My father grew up on that farm with his two older brothers, one of which I only knew through stories due to his death at age 20.
That farm is run by my cousin today, and it remains The Christensen Farm. It has its enchantment, from the big apple trees my grandmother made pies with to the smell of the freshly turned soil and the sweetness of the cornfields in the late summer. That farm was my magical place, overwhelming with the sensory perception that only nature can provide. The feel of my horse’s mane, my favorite barn cat who I chased for hours but always caught, the lanolin in the sheep’s wooly cover before the shaving.
My mother has to be busy; it’s almost as if she fears any source of relaxation, that even the thought of doing nothing will damn her to some wrong place in her psyche. I’ve tried to recall any parts of childhood with her and me bonding, but none come to light. She worked all the time, and my sister, who is eight years my senior, was her buddy. I lost my father to cancer in February, and it feels like a part of me went with him.
My mother, who I love, has kept herself so busy that I’ve only seen her twice since February. I understand that she and I are from opposite spectrums of the psyche. She is in the material world, unwilling to hear of her manic behavior or her struggle with depression that in her mind doesn’t exist. Her mantra is, “ suck it up.” keep moving, and whatever will be will be. I understand her, which makes it easier to see the big picture of why and how she deals with the game of life.

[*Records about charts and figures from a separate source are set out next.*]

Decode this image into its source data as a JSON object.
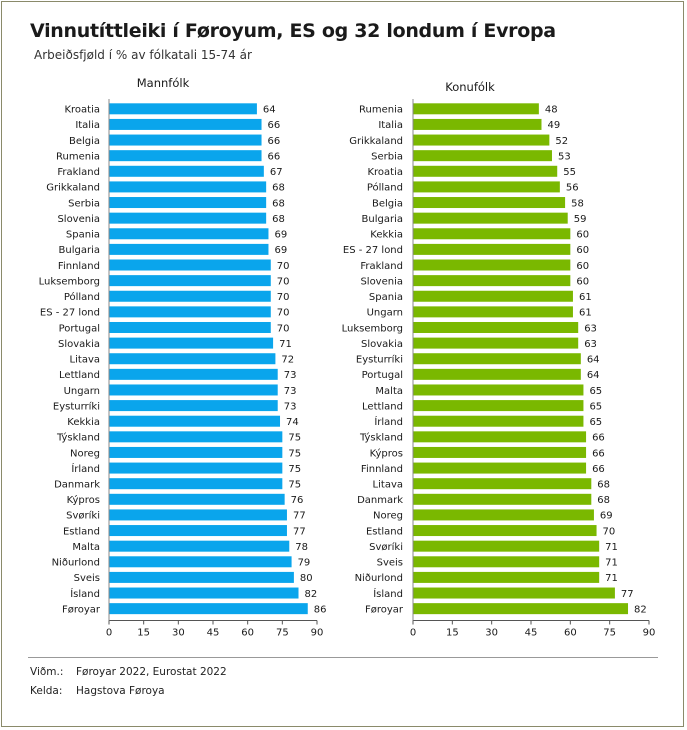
{
  "header": {
    "title": "Vinnutíttleiki í Føroyum, ES og 32 londum í Evropa",
    "subtitle": "Arbeiðsfjøld í % av fólkatali 15-74 ár"
  },
  "footer": {
    "note_label": "Viðm.:",
    "note_text": "Føroyar 2022, Eurostat 2022",
    "source_label": "Kelda:",
    "source_text": "Hagstova Føroya"
  },
  "colors": {
    "men": "#0aa5ec",
    "women": "#7ab800"
  },
  "chart_data": [
    {
      "type": "bar",
      "orientation": "horizontal",
      "title": "Mannfólk",
      "xlim": [
        0,
        90
      ],
      "xticks": [
        0,
        15,
        30,
        45,
        60,
        75,
        90
      ],
      "grid": false,
      "categories": [
        "Kroatia",
        "Italia",
        "Belgia",
        "Rumenia",
        "Frakland",
        "Grikkaland",
        "Serbia",
        "Slovenia",
        "Spania",
        "Bulgaria",
        "Finnland",
        "Luksemborg",
        "Pólland",
        "ES - 27 lond",
        "Portugal",
        "Slovakia",
        "Litava",
        "Lettland",
        "Ungarn",
        "Eysturríki",
        "Kekkia",
        "Týskland",
        "Noreg",
        "Írland",
        "Danmark",
        "Kýpros",
        "Svøríki",
        "Estland",
        "Malta",
        "Niðurlond",
        "Sveis",
        "Ísland",
        "Føroyar"
      ],
      "values": [
        64,
        66,
        66,
        66,
        67,
        68,
        68,
        68,
        69,
        69,
        70,
        70,
        70,
        70,
        70,
        71,
        72,
        73,
        73,
        73,
        74,
        75,
        75,
        75,
        75,
        76,
        77,
        77,
        78,
        79,
        80,
        82,
        86
      ]
    },
    {
      "type": "bar",
      "orientation": "horizontal",
      "title": "Konufólk",
      "xlim": [
        0,
        90
      ],
      "xticks": [
        0,
        15,
        30,
        45,
        60,
        75,
        90
      ],
      "grid": false,
      "categories": [
        "Rumenia",
        "Italia",
        "Grikkaland",
        "Serbia",
        "Kroatia",
        "Pólland",
        "Belgia",
        "Bulgaria",
        "Kekkia",
        "ES - 27 lond",
        "Frakland",
        "Slovenia",
        "Spania",
        "Ungarn",
        "Luksemborg",
        "Slovakia",
        "Eysturríki",
        "Portugal",
        "Malta",
        "Lettland",
        "Írland",
        "Týskland",
        "Kýpros",
        "Finnland",
        "Litava",
        "Danmark",
        "Noreg",
        "Estland",
        "Svøríki",
        "Sveis",
        "Niðurlond",
        "Ísland",
        "Føroyar"
      ],
      "values": [
        48,
        49,
        52,
        53,
        55,
        56,
        58,
        59,
        60,
        60,
        60,
        60,
        61,
        61,
        63,
        63,
        64,
        64,
        65,
        65,
        65,
        66,
        66,
        66,
        68,
        68,
        69,
        70,
        71,
        71,
        71,
        77,
        82
      ]
    }
  ]
}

She was in charge of the family and made small efforts to make my father feel like he had an equal say in things. He was fully aware of this, which is why I believe he understood who I was as a soul. There were times when I know he’d attempt to intervene, but it was left on deaf ears. Some of the traumatic abuse I suffered was kept from him at my mother’s insistence, but he knew. He always knew in so many ways, just like he understood the earth, nature, and the world of the creatures that encompass the planet. I’ve often wondered what my mother and father had in common? People have different personas. They reflect on other people, and possibly he was good at that, I know he was good at it, but never in an unauthentic way.